Hay días enteros en los que no hablo, en los que te vas temprano y me dejas en la cama, semidormida o semidespierta.
Esos días llego al trabajo y no hay nadie, o sí, está el grabador de audio, que se concentra en esperar las respuestas al correo de una novia lejana.
En el Facebook las notificaciones son miles y decido no abrir ninguna, antes de elegir a cuáles dar click. Los mensajes son menos, y se pueden leer en el resumen, sin abrirlos, sin alertar a los que lo enviaron de que los leí.
Redacto las notas refritas de los sitios de siempre, y mientras me detengo a leer los comentarios de siempre, se asoman y me preguntan si quiero café. Digo no con la cabeza.

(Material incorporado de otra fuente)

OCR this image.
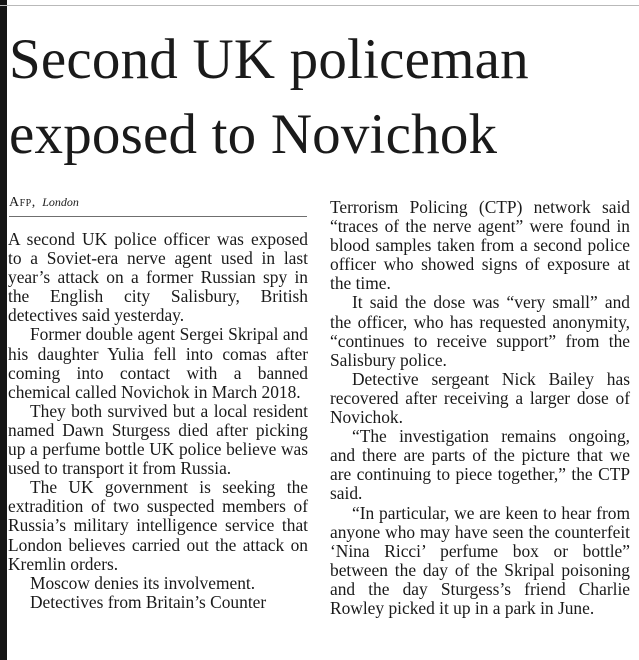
Second UK policeman
exposed to Novichok
Afp, London

A second UK police officer was exposed to a Soviet-era nerve agent used in last year’s attack on a former Russian spy in the English city Salisbury, British detectives said yesterday.

Former double agent Sergei Skripal and his daughter Yulia fell into comas after coming into contact with a banned chemical called Novichok in March 2018.

They both survived but a local resident named Dawn Sturgess died after picking up a perfume bottle UK police believe was used to transport it from Russia.

The UK government is seeking the extradition of two suspected members of Russia’s military intelligence service that London believes carried out the attack on Kremlin orders.

Moscow denies its involvement.

Detectives from Britain’s Counter

Terrorism Policing (CTP) network said “traces of the nerve agent” were found in blood samples taken from a second police officer who showed signs of exposure at the time.

It said the dose was “very small” and the officer, who has requested anonymity, “continues to receive support” from the Salisbury police.

Detective sergeant Nick Bailey has recovered after receiving a larger dose of Novichok.

“The investigation remains ongoing, and there are parts of the picture that we are continuing to piece together,” the CTP said.

“In particular, we are keen to hear from anyone who may have seen the counterfeit ‘Nina Ricci’ perfume box or bottle” between the day of the Skripal poisoning and the day Sturgess’s friend Charlie Rowley picked it up in a park in June.
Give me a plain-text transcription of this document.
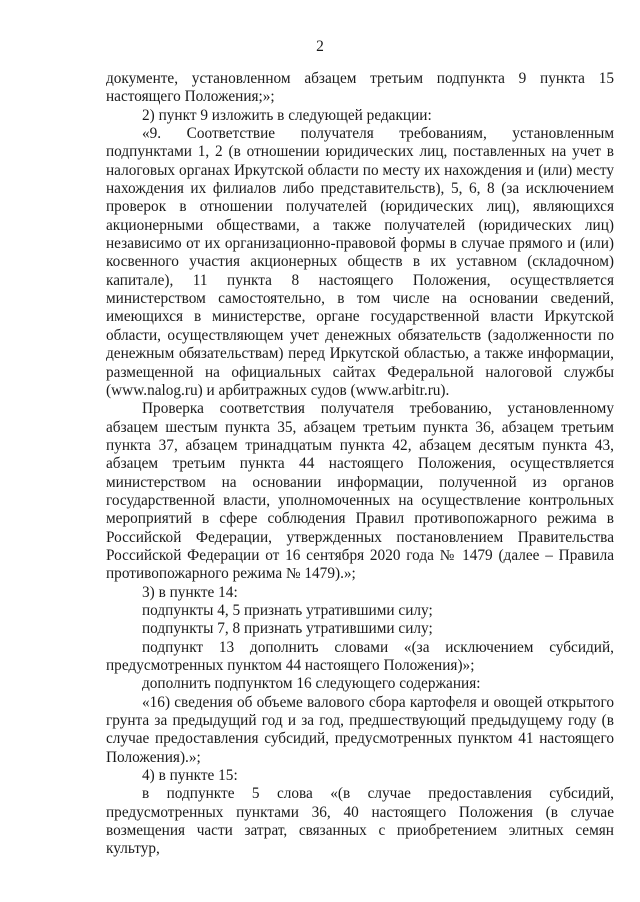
2

документе, установленном абзацем третьим подпункта 9 пункта 15 настоящего Положения;»;

2) пункт 9 изложить в следующей редакции:

«9. Соответствие получателя требованиям, установленным подпунктами 1, 2 (в отношении юридических лиц, поставленных на учет в налоговых органах Иркутской области по месту их нахождения и (или) месту нахождения их филиалов либо представительств), 5, 6, 8 (за исключением проверок в отношении получателей (юридических лиц), являющихся акционерными обществами, а также получателей (юридических лиц) независимо от их организационно-правовой формы в случае прямого и (или) косвенного участия акционерных обществ в их уставном (складочном) капитале), 11 пункта 8 настоящего Положения, осуществляется министерством самостоятельно, в том числе на основании сведений, имеющихся в министерстве, органе государственной власти Иркутской области, осуществляющем учет денежных обязательств (задолженности по денежным обязательствам) перед Иркутской областью, а также информации, размещенной на официальных сайтах Федеральной налоговой службы (www.nalog.ru) и арбитражных судов (www.arbitr.ru).

Проверка соответствия получателя требованию, установленному абзацем шестым пункта 35, абзацем третьим пункта 36, абзацем третьим пункта 37, абзацем тринадцатым пункта 42, абзацем десятым пункта 43, абзацем третьим пункта 44 настоящего Положения, осуществляется министерством на основании информации, полученной из органов государственной власти, уполномоченных на осуществление контрольных мероприятий в сфере соблюдения Правил противопожарного режима в Российской Федерации, утвержденных постановлением Правительства Российской Федерации от 16 сентября 2020 года № 1479 (далее – Правила противопожарного режима № 1479).»;

3) в пункте 14:

подпункты 4, 5 признать утратившими силу;

подпункты 7, 8 признать утратившими силу;

подпункт 13 дополнить словами «(за исключением субсидий, предусмотренных пунктом 44 настоящего Положения)»;

дополнить подпунктом 16 следующего содержания:

«16) сведения об объеме валового сбора картофеля и овощей открытого грунта за предыдущий год и за год, предшествующий предыдущему году (в случае предоставления субсидий, предусмотренных пунктом 41 настоящего Положения).»;

4) в пункте 15:

в подпункте 5 слова «(в случае предоставления субсидий, предусмотренных пунктами 36, 40 настоящего Положения (в случае возмещения части затрат, связанных с приобретением элитных семян культур,
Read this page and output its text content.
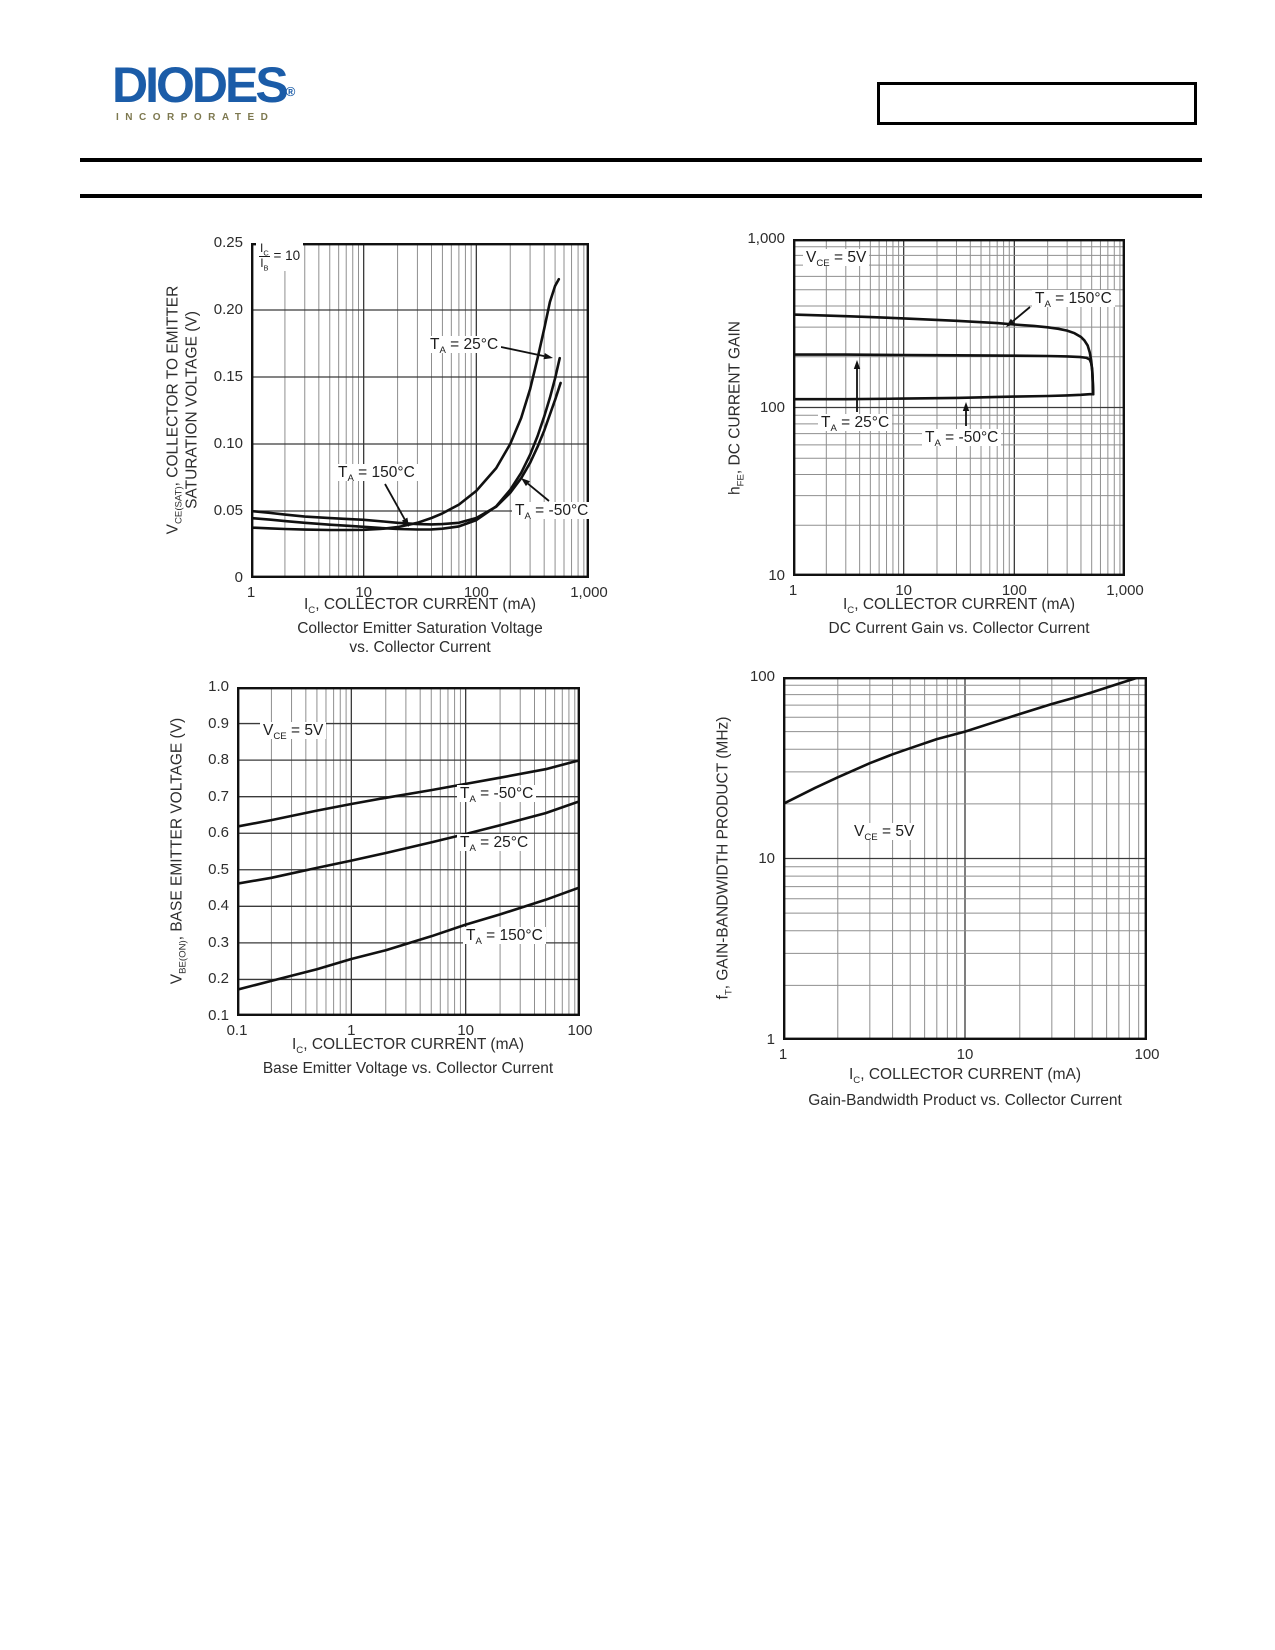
DIODES®
INCORPORATED
0.25
0.20
0.15
0.10
0.05
0
1	10	100	1,000
$I_C$, COLLECTOR CURRENT (mA)
$V_{CE(SAT)}$, COLLECTOR TO EMITTER SATURATION VOLTAGE (V)
Collector Emitter Saturation Voltage
vs. Collector Current
$\frac{I_C}{I_B} = 10$
$T_A = 25^\circ C$
$T_A = 150^\circ C$
$T_A = -50^\circ C$
1,000
100
10
1	10	100	1,000
$I_C$, COLLECTOR CURRENT (mA)
$h_{FE}$, DC CURRENT GAIN
DC Current Gain vs. Collector Current
$V_{CE} = 5V$
$T_A = 150^\circ C$
$T_A = 25^\circ C$
$T_A = -50^\circ C$
1.0
0.9
0.8
0.7
0.6
0.5
0.4
0.3
0.2
0.1
0.1	1	10	100
$I_C$, COLLECTOR CURRENT (mA)
$V_{BE(ON)}$, BASE EMITTER VOLTAGE (V)
Base Emitter Voltage vs. Collector Current
$V_{CE} = 5V$
$T_A = -50^\circ C$
$T_A = 25^\circ C$
$T_A = 150^\circ C$
100
10
1
1	10	100
$I_C$, COLLECTOR CURRENT (mA)
$f_T$, GAIN-BANDWIDTH PRODUCT (MHz)
Gain-Bandwidth Product vs. Collector Current
$V_{CE} = 5V$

Me pongo a pensar en el café como tema para miles de poetas, de escritores de blogs, de románticos reales y falsos, de personas que fingen amarlo, y de personas que no pueden vivir sin él. El café como excusa para entablar conversaciones, para tener sexo, para acercarte a alguien, para verse de cerca, para fumar, para reunirse, para huir.
Y yo, sin poder usarlo de justificación, porque no tomo y porque no lo amo; a riesgo de que me miren con asombro, o con desprecio, de que, a veces, no siempre, al decir “no” al café, me destierren del mundo de los cool, de los “ellos si”, de los poetas.
Me sacudo las divagaciones y sigo buscando notas para un noticiero que nadie escucha, mientras el aire acondicionado viejo pone el único sonido ambiente. A esta hora de tanto sol creo que no hay ni tráfico en 23. Si hay alguien afuera, las cortinas oscuras de alguna extraña forma están impidiendo que llegue el ruido.
Escucho también en silencio las grabaciones, no edito ninguna, hoy no es necesario. No interactúo con el grabador, él mismo, sin que yo le pregunte, me dice el tiempo total.
Imprimo las tres copias, las dejo en el buró de la cabina de transmisiones (no hay nadie, han salido a comprar dulces), y regreso a mi computadora. Ya se fue mi compañero silencioso.
Me siento, escribo un post sobre el silencio, mientras hablo conmigo misma, en un intento un poco tonto de escuchar voces, aunque sea en mi cabeza (eso no suena bien, pero no lo reescribo, no es necesario, nadie me lee).
Cuando el post acaba, me quedo tranquila, en silencio, esperando que suene el teléfono. Deseo con todas mis fuerzas que caiga la noche, que sea la hora de dormir, que no llegue la comida compartida, porque en días así seguro será silenciosa.
Quizás mañana estén todos más habladores. Quizás mañana ya no me sienta tan sola.